Теперь, когда наиболее опасные улики исчезли, а сам я приобрел сходство по меньшей мере с Отелло, можно было вздохнуть спокойно. Пусть сыщики проверяют меня хоть под микроскопом.

Невольно напрашивалась мысль: насколько мне проще, чем легендарному Штирлицу. Нет у меня ни шпионского фотоаппарата, ни симпатических чернил, ни шифровальных блокнотов, ни инструкций из Центра, ни передатчика, ни радистки Кэт.

Есть только язык, уши, память, не очень умелые руки да на довесок — придурок-некраш… Хотя нет!

Нельзя забывать про яйцо. Вот это настоящий товарищ. Такой никогда не подведет.


Сыщики появились в самый разгар работы, когда над кузней буквально дым стоял коромыслом. Их было… Даже затрудняюсь сказать, сколько их было. Не то двое, не то трое. А вернее всего, два с половиной.

На руках одного из чревесов, столь дородного, что он не влез бы в самую просторную нашу кольчугу, восседало пренеприятнейшего вида существо, отдаленно напоминавшее лысую бесхвостую обезьяну. Вне всякого сомнения, это был прытник — лесной вредоносец, по компетентным сведениям, сволочь из сволочей.

И хотя все почему-то считали чревесов и прытников родными братьями, сам я не улавливал между ними никакого сходства. Общими были разве что некоторые черты лица, вызывавшие ассоциации одновременно и с рылом свиньи, и с харей черта, и с мордой гиены, да еще непропорционально короткие конечности.

Чревесы, промокшие с головы до пят, энергично отряхивались, зато прытник, по слухам, боявшийся воды, как взбесившийся пес, выглядел совершенно сухим. В лесах эти уроды приспособились разъезжать на зверях-скорохватах, а в болотах для той же цели использовали своих дебелых братьев.

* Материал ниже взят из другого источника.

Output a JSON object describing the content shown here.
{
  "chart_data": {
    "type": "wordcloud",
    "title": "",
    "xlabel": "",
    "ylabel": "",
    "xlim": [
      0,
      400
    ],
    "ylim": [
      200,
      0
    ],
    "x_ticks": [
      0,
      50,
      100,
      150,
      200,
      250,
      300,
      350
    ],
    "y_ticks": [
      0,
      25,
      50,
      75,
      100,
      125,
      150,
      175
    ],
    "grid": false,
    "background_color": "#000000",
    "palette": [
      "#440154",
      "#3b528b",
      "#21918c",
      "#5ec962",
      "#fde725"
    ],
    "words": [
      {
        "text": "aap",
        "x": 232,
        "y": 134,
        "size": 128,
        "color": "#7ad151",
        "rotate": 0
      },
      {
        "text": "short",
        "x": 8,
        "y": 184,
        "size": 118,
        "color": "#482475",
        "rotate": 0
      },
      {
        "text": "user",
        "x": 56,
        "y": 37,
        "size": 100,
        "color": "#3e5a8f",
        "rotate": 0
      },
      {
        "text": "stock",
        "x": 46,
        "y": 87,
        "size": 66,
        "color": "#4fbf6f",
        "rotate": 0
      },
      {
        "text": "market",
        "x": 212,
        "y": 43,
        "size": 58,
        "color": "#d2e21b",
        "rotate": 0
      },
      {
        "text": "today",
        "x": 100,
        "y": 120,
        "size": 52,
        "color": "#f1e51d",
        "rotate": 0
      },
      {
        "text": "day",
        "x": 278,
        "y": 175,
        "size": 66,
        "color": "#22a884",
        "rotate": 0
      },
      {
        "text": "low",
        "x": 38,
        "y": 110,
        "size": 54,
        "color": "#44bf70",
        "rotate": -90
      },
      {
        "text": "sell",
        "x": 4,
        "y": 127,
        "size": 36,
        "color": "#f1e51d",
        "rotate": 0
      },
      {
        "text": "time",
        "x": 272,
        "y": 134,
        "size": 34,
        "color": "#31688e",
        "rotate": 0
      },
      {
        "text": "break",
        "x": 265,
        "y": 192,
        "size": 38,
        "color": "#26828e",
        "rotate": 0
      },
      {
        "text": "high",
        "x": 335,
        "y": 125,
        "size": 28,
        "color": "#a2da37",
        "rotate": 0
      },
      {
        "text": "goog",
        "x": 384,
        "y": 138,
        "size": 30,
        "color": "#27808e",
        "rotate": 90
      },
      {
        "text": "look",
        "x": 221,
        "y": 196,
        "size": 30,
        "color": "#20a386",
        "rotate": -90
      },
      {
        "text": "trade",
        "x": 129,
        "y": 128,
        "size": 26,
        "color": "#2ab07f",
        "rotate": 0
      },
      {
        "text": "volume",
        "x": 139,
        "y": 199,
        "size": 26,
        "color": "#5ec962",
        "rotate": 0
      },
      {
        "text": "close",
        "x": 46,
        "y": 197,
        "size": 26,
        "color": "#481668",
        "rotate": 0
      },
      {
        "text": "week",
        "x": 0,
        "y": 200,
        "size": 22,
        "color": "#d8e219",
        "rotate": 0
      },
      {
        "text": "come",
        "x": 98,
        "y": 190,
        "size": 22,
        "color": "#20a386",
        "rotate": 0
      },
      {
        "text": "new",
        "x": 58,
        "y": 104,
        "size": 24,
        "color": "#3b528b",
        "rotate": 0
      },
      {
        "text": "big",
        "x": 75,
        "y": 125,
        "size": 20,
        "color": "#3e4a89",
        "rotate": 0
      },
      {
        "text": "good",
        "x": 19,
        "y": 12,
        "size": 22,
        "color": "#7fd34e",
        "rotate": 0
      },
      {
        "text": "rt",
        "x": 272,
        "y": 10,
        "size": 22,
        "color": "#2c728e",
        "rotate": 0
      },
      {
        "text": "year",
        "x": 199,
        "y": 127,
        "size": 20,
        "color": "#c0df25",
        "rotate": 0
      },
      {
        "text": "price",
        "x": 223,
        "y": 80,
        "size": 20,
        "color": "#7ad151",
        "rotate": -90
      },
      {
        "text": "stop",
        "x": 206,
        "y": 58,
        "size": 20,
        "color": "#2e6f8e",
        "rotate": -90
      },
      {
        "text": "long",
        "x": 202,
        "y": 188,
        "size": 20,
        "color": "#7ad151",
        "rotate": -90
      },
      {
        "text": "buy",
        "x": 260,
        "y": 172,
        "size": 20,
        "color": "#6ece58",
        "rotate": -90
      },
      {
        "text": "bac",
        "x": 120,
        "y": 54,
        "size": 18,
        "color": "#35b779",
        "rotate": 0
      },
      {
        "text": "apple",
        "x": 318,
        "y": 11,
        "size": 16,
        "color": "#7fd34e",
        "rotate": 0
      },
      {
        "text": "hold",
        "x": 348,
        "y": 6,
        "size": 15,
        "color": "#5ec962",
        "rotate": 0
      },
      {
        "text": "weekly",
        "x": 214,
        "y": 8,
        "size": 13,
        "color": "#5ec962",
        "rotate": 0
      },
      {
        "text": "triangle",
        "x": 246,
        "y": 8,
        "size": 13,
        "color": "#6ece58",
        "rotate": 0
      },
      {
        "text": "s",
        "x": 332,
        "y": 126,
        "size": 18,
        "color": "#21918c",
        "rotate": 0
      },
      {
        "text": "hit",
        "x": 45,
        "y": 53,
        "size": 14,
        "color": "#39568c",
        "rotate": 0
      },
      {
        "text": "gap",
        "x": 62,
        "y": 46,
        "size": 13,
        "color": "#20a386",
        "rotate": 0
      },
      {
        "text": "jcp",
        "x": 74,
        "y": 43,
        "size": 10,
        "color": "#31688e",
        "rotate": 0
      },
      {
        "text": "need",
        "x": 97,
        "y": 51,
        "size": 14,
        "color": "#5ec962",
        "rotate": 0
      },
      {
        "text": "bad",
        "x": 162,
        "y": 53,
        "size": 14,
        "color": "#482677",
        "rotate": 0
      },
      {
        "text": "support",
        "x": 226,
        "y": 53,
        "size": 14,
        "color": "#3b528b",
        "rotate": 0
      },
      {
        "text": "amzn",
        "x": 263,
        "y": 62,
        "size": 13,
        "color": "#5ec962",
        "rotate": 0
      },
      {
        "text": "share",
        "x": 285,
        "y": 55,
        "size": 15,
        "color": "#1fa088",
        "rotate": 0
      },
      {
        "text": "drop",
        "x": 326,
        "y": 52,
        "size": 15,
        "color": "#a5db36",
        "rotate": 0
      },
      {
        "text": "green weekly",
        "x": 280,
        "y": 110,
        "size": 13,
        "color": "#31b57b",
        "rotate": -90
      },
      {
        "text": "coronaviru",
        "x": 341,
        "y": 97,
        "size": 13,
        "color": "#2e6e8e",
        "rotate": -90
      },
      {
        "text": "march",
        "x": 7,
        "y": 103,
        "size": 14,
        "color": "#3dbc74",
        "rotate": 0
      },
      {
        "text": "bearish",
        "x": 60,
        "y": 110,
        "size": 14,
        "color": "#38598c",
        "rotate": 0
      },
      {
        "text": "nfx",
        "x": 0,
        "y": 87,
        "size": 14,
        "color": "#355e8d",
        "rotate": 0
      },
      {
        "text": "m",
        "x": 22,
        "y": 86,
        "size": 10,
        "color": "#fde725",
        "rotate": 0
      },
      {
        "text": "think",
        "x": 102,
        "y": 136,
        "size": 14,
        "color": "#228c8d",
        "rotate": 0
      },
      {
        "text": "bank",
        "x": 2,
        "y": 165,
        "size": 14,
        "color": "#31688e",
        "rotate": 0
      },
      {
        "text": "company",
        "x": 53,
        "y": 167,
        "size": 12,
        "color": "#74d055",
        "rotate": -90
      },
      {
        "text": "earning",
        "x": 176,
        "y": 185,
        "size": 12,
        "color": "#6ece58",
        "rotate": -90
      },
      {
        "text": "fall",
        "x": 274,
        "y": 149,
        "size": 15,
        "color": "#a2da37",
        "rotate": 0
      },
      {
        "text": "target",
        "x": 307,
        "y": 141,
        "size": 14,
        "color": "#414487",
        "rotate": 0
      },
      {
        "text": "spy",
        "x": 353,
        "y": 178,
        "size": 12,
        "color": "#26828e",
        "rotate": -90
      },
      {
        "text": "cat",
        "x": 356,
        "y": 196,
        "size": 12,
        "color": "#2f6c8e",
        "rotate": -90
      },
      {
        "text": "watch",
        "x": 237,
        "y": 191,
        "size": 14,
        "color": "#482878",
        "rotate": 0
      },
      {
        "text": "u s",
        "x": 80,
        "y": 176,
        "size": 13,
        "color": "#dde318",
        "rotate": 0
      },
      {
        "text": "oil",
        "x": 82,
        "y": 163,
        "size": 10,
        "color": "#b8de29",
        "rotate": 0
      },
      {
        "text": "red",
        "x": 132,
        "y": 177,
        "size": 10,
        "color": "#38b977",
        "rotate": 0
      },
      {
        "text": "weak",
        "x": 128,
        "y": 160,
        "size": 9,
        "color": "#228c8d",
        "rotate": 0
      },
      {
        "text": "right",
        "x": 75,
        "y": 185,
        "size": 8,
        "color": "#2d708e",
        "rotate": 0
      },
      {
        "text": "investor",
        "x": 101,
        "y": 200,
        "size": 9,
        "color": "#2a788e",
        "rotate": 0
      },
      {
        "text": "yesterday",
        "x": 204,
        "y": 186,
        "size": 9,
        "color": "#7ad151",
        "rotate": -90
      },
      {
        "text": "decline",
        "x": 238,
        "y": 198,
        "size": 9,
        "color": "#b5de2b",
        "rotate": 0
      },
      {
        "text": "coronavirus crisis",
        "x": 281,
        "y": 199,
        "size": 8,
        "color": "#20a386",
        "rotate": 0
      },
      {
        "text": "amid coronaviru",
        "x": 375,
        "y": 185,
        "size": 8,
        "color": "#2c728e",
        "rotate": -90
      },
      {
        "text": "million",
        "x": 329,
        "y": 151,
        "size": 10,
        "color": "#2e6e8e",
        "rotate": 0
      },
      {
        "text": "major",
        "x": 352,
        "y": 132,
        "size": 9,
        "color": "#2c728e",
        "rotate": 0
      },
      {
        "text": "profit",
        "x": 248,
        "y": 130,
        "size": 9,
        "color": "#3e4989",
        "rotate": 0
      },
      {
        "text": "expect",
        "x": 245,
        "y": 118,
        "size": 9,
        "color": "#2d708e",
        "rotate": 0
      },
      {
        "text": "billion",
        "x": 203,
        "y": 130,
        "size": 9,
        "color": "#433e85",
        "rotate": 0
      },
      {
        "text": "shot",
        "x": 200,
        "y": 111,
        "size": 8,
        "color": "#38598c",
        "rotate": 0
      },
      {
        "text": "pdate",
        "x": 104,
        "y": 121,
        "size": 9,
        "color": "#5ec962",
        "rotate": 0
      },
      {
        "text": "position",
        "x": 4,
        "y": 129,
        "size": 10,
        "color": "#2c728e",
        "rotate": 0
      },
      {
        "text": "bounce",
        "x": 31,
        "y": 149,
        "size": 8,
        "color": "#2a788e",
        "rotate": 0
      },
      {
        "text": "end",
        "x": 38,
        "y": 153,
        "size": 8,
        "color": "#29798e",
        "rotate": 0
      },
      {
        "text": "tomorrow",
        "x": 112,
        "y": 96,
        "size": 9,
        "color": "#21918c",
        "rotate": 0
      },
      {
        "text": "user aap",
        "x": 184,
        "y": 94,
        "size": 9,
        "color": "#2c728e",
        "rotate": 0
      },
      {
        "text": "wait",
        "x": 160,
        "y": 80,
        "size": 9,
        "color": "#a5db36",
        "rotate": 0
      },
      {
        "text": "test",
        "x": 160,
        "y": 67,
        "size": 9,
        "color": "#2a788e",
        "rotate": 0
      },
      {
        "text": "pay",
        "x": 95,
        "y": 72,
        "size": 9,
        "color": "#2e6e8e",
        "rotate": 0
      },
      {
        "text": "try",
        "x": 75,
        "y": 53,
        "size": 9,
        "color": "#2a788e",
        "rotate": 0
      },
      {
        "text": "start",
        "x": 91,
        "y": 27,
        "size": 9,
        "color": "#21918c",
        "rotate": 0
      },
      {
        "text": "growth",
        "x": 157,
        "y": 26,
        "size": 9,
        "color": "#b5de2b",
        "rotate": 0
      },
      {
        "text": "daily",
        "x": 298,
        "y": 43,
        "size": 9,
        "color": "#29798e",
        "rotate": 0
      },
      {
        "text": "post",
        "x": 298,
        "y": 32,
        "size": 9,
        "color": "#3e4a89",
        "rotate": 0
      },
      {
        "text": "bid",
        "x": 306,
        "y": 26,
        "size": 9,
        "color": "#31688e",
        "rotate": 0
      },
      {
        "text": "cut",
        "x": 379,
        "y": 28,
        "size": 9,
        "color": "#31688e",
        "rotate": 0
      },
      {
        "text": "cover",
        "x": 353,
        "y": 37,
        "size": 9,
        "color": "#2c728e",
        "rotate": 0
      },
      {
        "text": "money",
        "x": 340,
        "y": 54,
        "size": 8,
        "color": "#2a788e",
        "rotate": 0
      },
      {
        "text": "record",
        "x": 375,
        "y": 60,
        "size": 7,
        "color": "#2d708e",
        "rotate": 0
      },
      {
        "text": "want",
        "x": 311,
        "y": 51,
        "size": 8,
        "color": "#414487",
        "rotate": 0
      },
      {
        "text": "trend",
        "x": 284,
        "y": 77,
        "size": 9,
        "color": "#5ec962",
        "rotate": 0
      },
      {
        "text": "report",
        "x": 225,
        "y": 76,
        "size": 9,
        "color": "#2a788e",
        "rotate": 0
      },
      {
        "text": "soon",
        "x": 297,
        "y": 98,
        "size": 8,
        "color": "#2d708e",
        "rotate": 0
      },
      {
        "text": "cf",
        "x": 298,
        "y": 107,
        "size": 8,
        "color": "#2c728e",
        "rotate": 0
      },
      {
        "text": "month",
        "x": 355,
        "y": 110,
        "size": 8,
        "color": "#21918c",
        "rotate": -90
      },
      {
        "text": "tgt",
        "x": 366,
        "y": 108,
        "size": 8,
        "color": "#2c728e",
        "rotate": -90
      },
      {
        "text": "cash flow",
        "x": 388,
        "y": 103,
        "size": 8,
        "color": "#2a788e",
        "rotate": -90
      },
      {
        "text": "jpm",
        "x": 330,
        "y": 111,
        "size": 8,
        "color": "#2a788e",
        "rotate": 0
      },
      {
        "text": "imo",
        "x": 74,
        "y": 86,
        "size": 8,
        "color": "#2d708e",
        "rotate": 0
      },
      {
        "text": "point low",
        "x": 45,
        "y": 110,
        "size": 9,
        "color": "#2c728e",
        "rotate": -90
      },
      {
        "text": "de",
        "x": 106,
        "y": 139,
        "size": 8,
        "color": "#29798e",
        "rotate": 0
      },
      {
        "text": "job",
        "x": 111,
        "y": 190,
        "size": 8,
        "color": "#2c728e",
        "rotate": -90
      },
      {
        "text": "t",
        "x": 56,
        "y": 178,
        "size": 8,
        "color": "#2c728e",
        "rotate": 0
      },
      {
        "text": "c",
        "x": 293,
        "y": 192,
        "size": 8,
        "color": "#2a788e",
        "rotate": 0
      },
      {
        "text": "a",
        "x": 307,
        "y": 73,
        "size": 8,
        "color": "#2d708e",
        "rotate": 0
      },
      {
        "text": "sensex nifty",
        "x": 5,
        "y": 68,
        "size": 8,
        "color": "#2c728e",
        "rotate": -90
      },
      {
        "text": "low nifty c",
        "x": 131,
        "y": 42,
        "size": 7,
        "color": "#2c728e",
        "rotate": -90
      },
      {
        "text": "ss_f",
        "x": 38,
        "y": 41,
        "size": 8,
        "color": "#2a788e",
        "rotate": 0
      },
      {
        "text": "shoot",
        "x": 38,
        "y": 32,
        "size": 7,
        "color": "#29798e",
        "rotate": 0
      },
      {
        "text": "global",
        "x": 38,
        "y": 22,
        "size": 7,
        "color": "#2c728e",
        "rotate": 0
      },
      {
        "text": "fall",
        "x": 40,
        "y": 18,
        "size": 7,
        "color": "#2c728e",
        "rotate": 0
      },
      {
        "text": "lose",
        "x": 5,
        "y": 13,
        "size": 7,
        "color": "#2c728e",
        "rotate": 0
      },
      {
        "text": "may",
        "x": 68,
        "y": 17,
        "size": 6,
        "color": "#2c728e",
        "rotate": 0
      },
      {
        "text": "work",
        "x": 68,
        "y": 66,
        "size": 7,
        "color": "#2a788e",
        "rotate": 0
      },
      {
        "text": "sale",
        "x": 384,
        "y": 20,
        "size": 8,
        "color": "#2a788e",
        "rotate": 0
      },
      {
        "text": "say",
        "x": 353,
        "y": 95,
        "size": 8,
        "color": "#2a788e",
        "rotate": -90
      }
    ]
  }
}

Хорошо устроились, ничего не скажешь.

Пока чревесы обменивались с хозяином приветствиями, прытник рыскал вокруг кузницы, выискивая неизвестно что.

Я, как ни в чем не бывало, продолжал тюкать молотком по чекану, а некраш тряс мешок, в котором полировались стальные кольца.

Дородный чревес, неодобрительно глянув в нашу сторону, сказал:

— Удивляешь ты меня, Храп Непогода. Особенно в последнее время. Ну скажи, зачем ты пригрел этих чужаков? Не боишься от них нож в спину получить?

— Кузнец кузнецу никогда зла не сделает, — ответил Храп. — Даже если он и не наших кровей. Давно проверено.

— Ты эти отговорки для соседей оставь. Кузнец кузнецу… Нечем тут гордиться! — сыщик зло пнул какую-то железяку, подвернувшуюся ему под ноги. — Самое большее, что позволено чужакам, — добывать руду. И ничего кроме! Сколько тебе раз это нужно твердить?

— А молотом кто будет махать? Ты? Или вот он? — Храп указал на прытника, копавшегося длинным стилетом в куче торфа. — Охотников коротать свою жизнь в дыму и чаде маловато. Все на свежем воздухе норовят пристроиться. Возле водички. Не будь у меня в кузнице этих помощников, я со своей работой никогда бы не управился.

— Остынь! — прикрикнул на него сыщик. — Работу вашу еще проверить надо. Вдруг она никуда не годится. Тогда совсем другой разговор будет.

Он наугад взял один из уже готовых ножей и принялся испытывать его остроту на ногте своего большого пальца. Наступила напряженная тишина.

— Не режет, — буркнул сыщик, побагровевший от напряжения. — Тупой, как твоя башка.

— Это твой ноготь твердый, как булыжник, — возразил Храп. — Нажми посильнее.

Либо лезвие оказалось чересчур острым, либо рука сыщика дрогнула в самый неподходящий момент, да только верхняя фаланга пальца вместе с ногтем вдруг улетела в огонь горна.

— Да что это за ножи такие! — взвыл бедолага, потрясая окровавленной дланью. — Сами живое тело рвут на части! Может, они у тебя заколдованные?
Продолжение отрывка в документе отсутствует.